Q. How can the research findings be applied?

A. By increasing the efficiency of converting short-term memory to long-term memory, we can enhance long-term memory with minimal energy. The same applies to artificial intelligence. We've identified a method to maximize long-term memory with minimal training. This discovery could lay the foundation for future "low-cost, high-performance" AI systems.

Q. What was the most challenging part of the research?

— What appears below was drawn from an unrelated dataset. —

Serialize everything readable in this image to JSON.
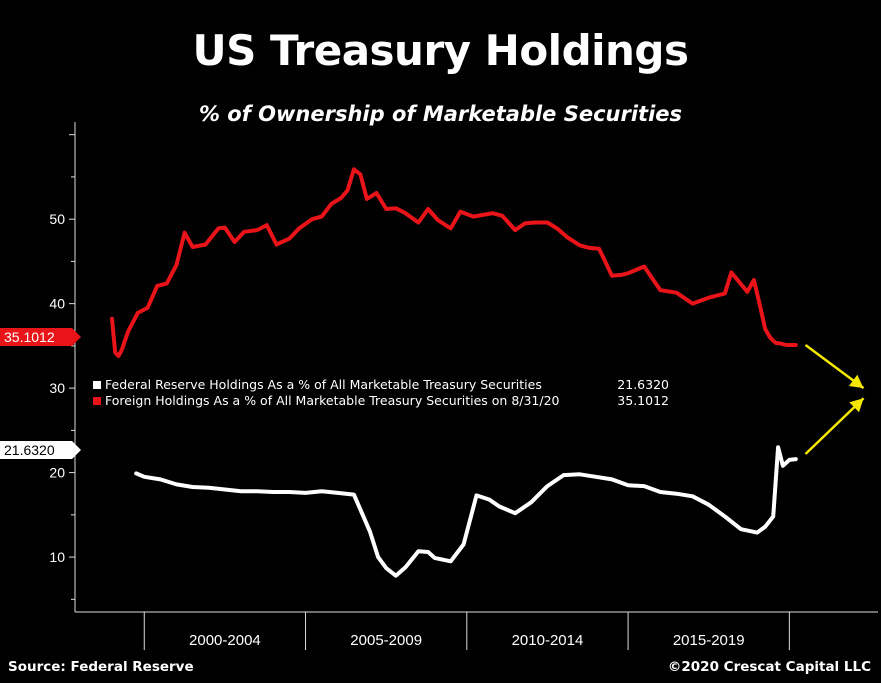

A. I wasn't very familiar with the fields of neuroscience or brain science, and the researchers in those fields weren't familiar with AI models. This led to difficulties in communication, such as understanding terminology and concepts related to modeling. However, this interdisciplinary research also provided an opportunity for me to gain deeper insights into my own field. For instance, AI researchers often understand synaptic weight changes as something that occurs through the algorithm's learning process. In contrast, brain science research delves into why these weights are assigned, exploring the specific biological processes behind them. These brain science studies have greatly aided in our understanding of AI.

Q. Are there any fields you want to research in the future?

A. One of the problems with artificial intelligence is that it remembers all sensitive information indiscriminately. In contrast, humans do not remember everything and can choose what to recall. This selective memory process is why military personnel experience post-traumatic stress disorder (PTSD). Despite the similarities between AI and human memory, there are significant differences in how they operate. I am interested in researching how large language models (LLMs) retain certain data, and further, how we can enable them to forget specific information.

Q. Is there anything you need for future research?

A. For this study, we utilized IBS's GPU cluster to perform the necessary computations. However, for future research on large language models (LLMs), we will require more extensive computational resources to handle larger-scale calculations. Fortunately, IBS's supercomputer, "Olaf," is scheduled to begin full operation in March 2024, which should provide the necessary resource for our research. Access to such resources would greatly facilitate our research endeavors.